Malik Dua A, Thomas Teena, Zafar Mansoor, Naqvi Syed Ashhar, Kaur Sukhman, Liaquat Rao Rizwan, Akan Deniz
Medicine, Conquest Hospital, East Sussex Healthcare NHS Trust, St. Leonards-on-Sea, GBR.
Internal Medicine, Conquest Hospital, East Sussex Healthcare NHS Trust, St. Leonards-on-Sea, GBR.
Cureus. 2023 Aug 28;15(8):e44270. doi: 10.7759/cureus.44270. eCollection 2023 Aug.

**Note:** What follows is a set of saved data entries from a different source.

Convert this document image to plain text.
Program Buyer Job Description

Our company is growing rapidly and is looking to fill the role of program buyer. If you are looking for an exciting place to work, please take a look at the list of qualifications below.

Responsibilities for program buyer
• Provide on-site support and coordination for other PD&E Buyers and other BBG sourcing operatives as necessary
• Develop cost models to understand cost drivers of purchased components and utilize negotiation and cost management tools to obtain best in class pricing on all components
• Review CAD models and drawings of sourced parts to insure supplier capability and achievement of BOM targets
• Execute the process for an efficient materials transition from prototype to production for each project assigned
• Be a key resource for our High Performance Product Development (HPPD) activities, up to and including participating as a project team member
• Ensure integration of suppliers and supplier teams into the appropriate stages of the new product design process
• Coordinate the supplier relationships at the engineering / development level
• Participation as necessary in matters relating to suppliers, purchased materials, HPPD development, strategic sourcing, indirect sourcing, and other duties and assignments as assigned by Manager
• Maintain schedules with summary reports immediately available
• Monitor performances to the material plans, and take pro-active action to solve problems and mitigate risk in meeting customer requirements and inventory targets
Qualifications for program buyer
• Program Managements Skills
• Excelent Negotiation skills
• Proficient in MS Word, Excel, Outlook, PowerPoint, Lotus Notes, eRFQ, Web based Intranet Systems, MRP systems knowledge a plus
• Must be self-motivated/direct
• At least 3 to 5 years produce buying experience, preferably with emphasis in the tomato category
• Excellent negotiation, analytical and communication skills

Chronic mesenteric ischemia (CMI) is uncommon and accounts for approximately 5% of cases. CMI presents with non-specific symptoms, making it difficult to diagnose, and requires complex management involving interprofessional teams. We present the case of a 66-year-old female who presented with postprandial abdominal pain, vomiting, sitophobia, and weight loss. Investigations showed raised inflammatory markers, and plain film X-ray and endoscopy showed no significant findings. CT angiogram showed celiac and mesenteric artery thrombosis. The patient proceeded to have endovascular revascularization. With this case, we highlight the importance of considering CMI in an elderly patient with a history of microvascular disease or risk factors presenting with postprandial abdominal pain and weight loss. Early diagnosis and timely intervention are imperative for a good prognosis.
慢性肠系膜缺血(CMI)并不常见,约占病例的5%。CMI表现为非特异性症状,难以诊断,需要多专业团队进行复杂的管理。我们报告了一例66岁女性患者,她出现餐后腹痛、呕吐、恐食症和体重减轻。检查显示炎症标志物升高,平片X线和内镜检查未发现明显异常。CT血管造影显示腹腔干和肠系膜动脉血栓形成。该患者接受了血管内血运重建术。通过这个病例,我们强调了对于有微血管疾病史或危险因素且出现餐后腹痛和体重减轻的老年患者,考虑CMI的重要性。早期诊断和及时干预对于良好的预后至关重要。